5 Eylül 2020 Cumartesi

Merkez Bankası KUR POLİTİKASI - Deja Vu


 

Türkiye Cumhuriyet Merkez Bankası’nın efsane Başkanı/ Guvernör’ü, aynı zamanda ilk para programını yapan ve eğer TCMB’nin açtığı krediler kısa vadeli olmazsa  Bilançosunu konrol edemeyeceğini, enflasyonu aşağı çekmenin mümkün olmadığını söyleyerek  Hazine Müsteşarı Mahfi Eğilmez ile konsensus sağlayarak bunu kademeli olarak hayata geçiren  RÜŞDÜ SARACOĞLU,       6 Şubat 1998  Cuma günü Liberal Bakış’ta  yazdığı    “Merkez Bankası ve Kur Politikasını”  başlıklı yazısında 
demişki:

“ Merkez Bankası, yaptığı döviz alım-satımlarıyla kurların belirlenmesinde etkin olur.

Kurları yükseltmek istediği taktide döviz alır, kurları düşürmek istediğinde döviz satar.

Merkez Bankası’nın döviz işlemleri yoluyla piyasadan piyasadan para çekmesi halindeyse, Merkez Bankası piyasaya ilave döviz arz ederek kurların göreli olarak daha yavaş gitmesine neden olmuş demektir.

Merkez Bankaları, döviz işlemleri yoluyla piyasadan net olarak para çektikleri takdirde ( yani döviz verip TL çekerek) kur artışları yavaşlayacaktır.

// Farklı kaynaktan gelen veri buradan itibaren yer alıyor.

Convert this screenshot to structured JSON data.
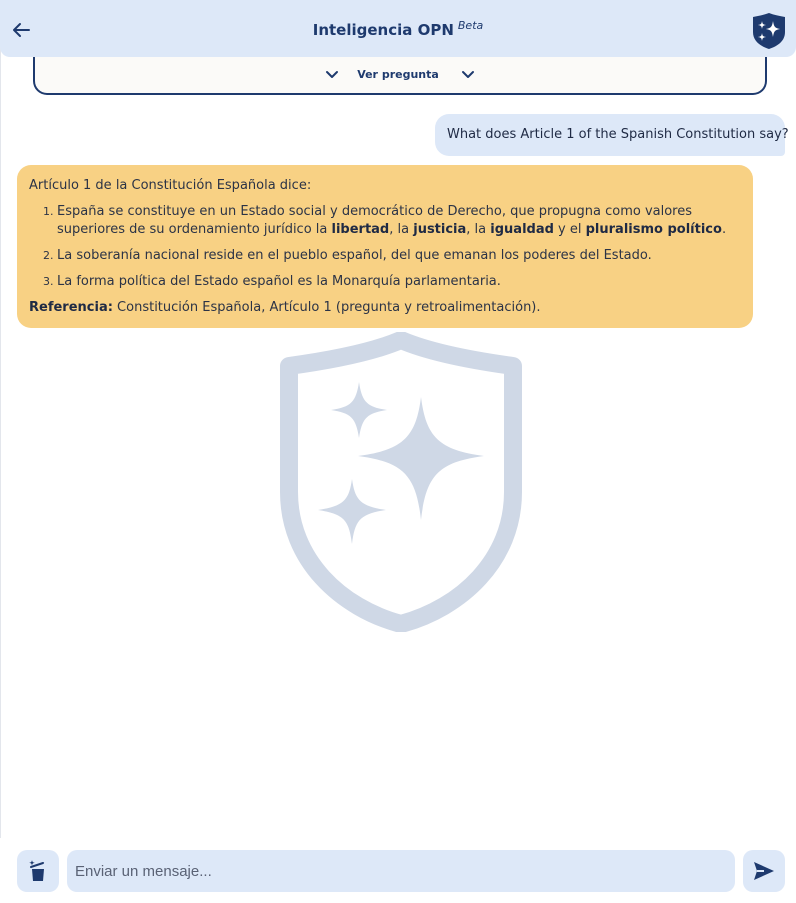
{
  "header": {
    "title": "Inteligencia OPN",
    "badge": "Beta",
    "back_icon": "arrow-left-icon",
    "logo_icon": "shield-sparkles-logo"
  },
  "question_panel": {
    "toggle_label": "Ver pregunta"
  },
  "conversation": {
    "user_message": "What does Article 1 of the Spanish Constitution say?",
    "answer": {
      "intro": "Artículo 1 de la Constitución Española dice:",
      "items": [
        {
          "before": "España se constituye en un Estado social y democrático de Derecho, que propugna como valores superiores de su ordenamiento jurídico la ",
          "v1": "libertad",
          "s1": ", la ",
          "v2": "justicia",
          "s2": ", la ",
          "v3": "igualdad",
          "s3": " y el ",
          "v4": "pluralismo político",
          "end": "."
        },
        {
          "text": "La soberanía nacional reside en el pueblo español, del que emanan los poderes del Estado."
        },
        {
          "text": "La forma política del Estado español es la Monarquía parlamentaria."
        }
      ],
      "reference_label": "Referencia:",
      "reference_text": " Constitución Española, Artículo 1 (pregunta y retroalimentación)."
    }
  },
  "footer": {
    "input_placeholder": "Enviar un mensaje...",
    "input_value": "",
    "clear_icon": "trash-sparkle-icon",
    "send_icon": "send-icon"
  },
  "colors": {
    "header_bg": "#dde8f8",
    "brand_navy": "#1e3a6e",
    "answer_bg": "#f8d184",
    "watermark": "#cfd8e6"
  }
}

Bu politikanın ne kadar sürdürülebilir olduğu tartışma konusudur ( müdahale edecek döviz rezervlerinin bulunması gerekir).

Azalan likidite sonucunda faizlerin yükselmesi kaçınılmazdır. Yükselen faizler, sermaye hareketlerinin serbest olduğu bir ortamda kısa vadeli sermaye girişini hızlandıracak, giren bu sermaye  de döviz piyasasına arz edildiğinde kurlar daha da yavaşlayacaktır.

Asıl tehlike; Merkez Bankası’nın üzerine toplumun çeşitli kesimlerinden ve özellikle HAZİNE’den gelecek olan FAİZ BASKISIdır.

Faizleri düşürmek için için başka kanallardan likidite yaratılması halinde KRİZ KAPIDA demektir. Merkez bankası kurları düşük tutmak için döviz satarak piyasadan çektiği likiditeyi, faizleri düşük tutmak için, mesela  Hazine’ye kredi açarak yeniden piyasaya verdiği takdirde FİNANSAL KRİZ KAÇINILMAZ olur.  Aynen 1994’te TÜRKİYE’de, 1997’de TAYLAND’da olduğu gibi..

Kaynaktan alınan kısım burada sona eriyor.